White Rabbit brand Chinese candy contaminated: Asian health officials
Last Updated: Wednesday, September 24, 2008 |
http://www.cbc.ca/consumer/story/2008/0 ... abbit.html
A popular brand of Chinese candy sold in Canada contains trace amounts of melamine, say health officials in Singapore and Hong Kong.
Shanghai-based Bright Food Group Ltd. said Tuesday it is checking its White Rabbit brand candy after Singapore announced Sunday that melamine was found in samples of the creamy candy, according to the Shanghai Daily newspaper.
Tests in Hong Kong confirmed the presence of melamine, an industrial chemical used to make plastics and fertilizer that can cause kidney stones and lead to kidney failure.
British supermarket chain Tesco removed White Rabbit candies from its shelves Tuesday.
Canadian Food Inspection Agency officials have not issued a warning or recall for the candy, but stressed that they are inspecting all milk-based products imported from China.
"We have contacted over 100 importers who bring in these products," spokesperson Marc Richard said Wednesday. "Samples are going through our labs."
"We can't discuss individual investigations until there are results. Once there is something to announce, we'll announce it."
White Rabbit candy is exported to Chinatowns around the world, including those in Toronto and Vancouver, says CBC's China correspondent Anthony Germain.
The news of contamination of White Rabbit candy comes a day after the CFIA advised Canadians not to consume three Mr.
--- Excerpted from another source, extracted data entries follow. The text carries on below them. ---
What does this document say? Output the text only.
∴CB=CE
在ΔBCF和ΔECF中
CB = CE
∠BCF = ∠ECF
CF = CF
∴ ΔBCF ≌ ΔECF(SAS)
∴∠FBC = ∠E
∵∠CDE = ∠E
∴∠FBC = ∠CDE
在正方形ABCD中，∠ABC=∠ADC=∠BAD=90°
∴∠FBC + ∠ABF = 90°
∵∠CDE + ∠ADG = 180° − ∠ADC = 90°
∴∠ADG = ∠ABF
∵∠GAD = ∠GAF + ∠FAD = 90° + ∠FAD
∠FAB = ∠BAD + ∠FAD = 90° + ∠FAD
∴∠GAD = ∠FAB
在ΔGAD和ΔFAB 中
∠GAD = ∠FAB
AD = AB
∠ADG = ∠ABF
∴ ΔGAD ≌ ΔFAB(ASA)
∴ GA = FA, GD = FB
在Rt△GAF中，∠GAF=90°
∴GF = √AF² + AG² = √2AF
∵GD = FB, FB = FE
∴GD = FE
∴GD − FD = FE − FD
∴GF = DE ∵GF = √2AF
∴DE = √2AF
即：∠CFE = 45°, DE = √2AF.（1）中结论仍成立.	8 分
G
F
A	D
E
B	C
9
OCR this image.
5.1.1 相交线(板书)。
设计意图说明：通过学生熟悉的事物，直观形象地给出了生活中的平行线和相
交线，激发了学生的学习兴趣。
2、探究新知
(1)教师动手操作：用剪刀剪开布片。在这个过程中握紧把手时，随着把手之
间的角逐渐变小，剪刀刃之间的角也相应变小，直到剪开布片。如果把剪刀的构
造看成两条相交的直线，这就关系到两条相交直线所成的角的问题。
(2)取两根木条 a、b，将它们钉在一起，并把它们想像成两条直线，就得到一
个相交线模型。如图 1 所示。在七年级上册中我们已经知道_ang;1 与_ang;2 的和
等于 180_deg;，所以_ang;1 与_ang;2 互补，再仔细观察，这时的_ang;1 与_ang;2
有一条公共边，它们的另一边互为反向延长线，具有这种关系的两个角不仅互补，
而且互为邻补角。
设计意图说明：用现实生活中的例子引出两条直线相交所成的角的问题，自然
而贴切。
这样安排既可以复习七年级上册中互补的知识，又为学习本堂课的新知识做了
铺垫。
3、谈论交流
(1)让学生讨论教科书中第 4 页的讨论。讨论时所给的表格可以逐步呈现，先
Brown 3-in-1 instant coffee products — imported from China — because they may contain melamine.
On Sunday, the agency also warned people not to consume Nissin Cha Cha Dessert, a Chinese dessert mix, made with Yili Pure Milk that was possibly tainted with melamine.
Nearly 53,000 children have been sickened and four have died in China after being fed baby formula tainted with melamine.
Tests showed that milk powder in China contained the chemical, which has no nutritional value but was added to make the product appear higher in protein levels when tested.
The crisis was initially thought to have been limited to Chinese milk powder but recent testing found melamine in samples of liquid milk taken from 22 Chinese companies leading to recalls of Chinese milk and dairy products sold around the world.